# Data Analysis and Visualization in Python
## Indexing, Slicing and Subsetting DataFrames in Python
Questions
* How can I access specific data within my data set?
* How can I manage undefined (null) values?
* How can I save a dataframe to a file?

Objectives
* Employ slicing to select sets of data from a DataFrame.
* Employ label and integer-based indexing to select ranges of data in a dataframe.
* Reassign values within subsets of a DataFrame.
* Create a copy of a DataFrame.
* Query/select a subset of data using a set of criteria using the following operators: `=`, `!=`, `>`, `<`, `>=`, `<=`.
* Manipulate data using boolean masks.
* Transform or remove null values.
* Write modified data to a CSV file.

## Loading our data

In [None]:
# First make sure pandas is loaded
import pandas as pd

# Read in the survey csv
surveys_df = pd.read_csv("data/surveys.csv")

## Indexing & Slicing in Python
### Selecting Data Using Labels (Column Headings)

In [None]:
surveys_df###

In [None]:
surveys_### = surveys_df['species_id']
surveys_species.###

In [None]:
# Select two columns with a list of column names
surveys_df[ 'species_id', 'plot_id' ]

### Slicing Subsets of Rows and Columns in Python
We can select specific ranges of our data in both the row and column directions using `loc`: primarily label based indexing.

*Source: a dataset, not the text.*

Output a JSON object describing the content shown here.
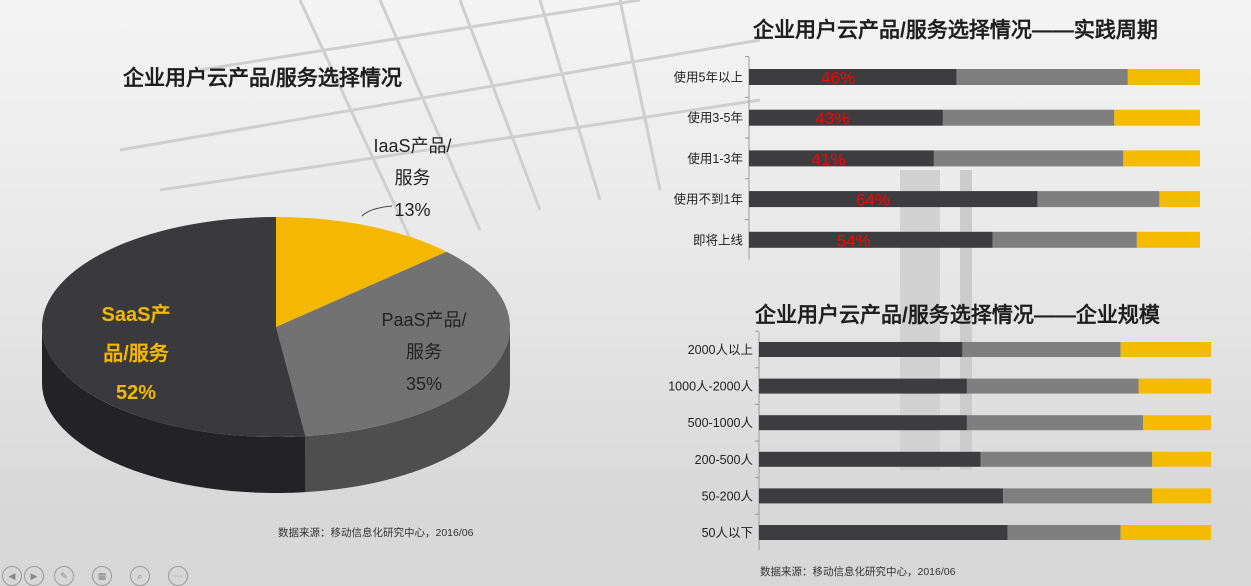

Integers may be used but they are interpreted as a label

In [None]:
# What does this do?
# surveys_df.loc[0, ['species_id', 'plot_id', 'weight']]

In [None]:
# Select all columns for rows of index values 0 and 10
surveys_df.loc[###, ###]

In [None]:
# What happens when you type the code below?
# surveys_df.loc[[0, 10, 35549], :]

### Exercise - Range
What happens when you execute:

In [None]:
# surveys_df.loc[0:4, 1:4] # 'month':'plot_id'

## Subsetting Data Using Criteria

In [None]:
surveys_df['year'] ### ###

In [None]:
surveys_df[surveys_df['year'] ### ###]

In [None]:
surveys_df[(surveys_df['year'] >= 2001### ### (surveys_df['weight'] <= 8###]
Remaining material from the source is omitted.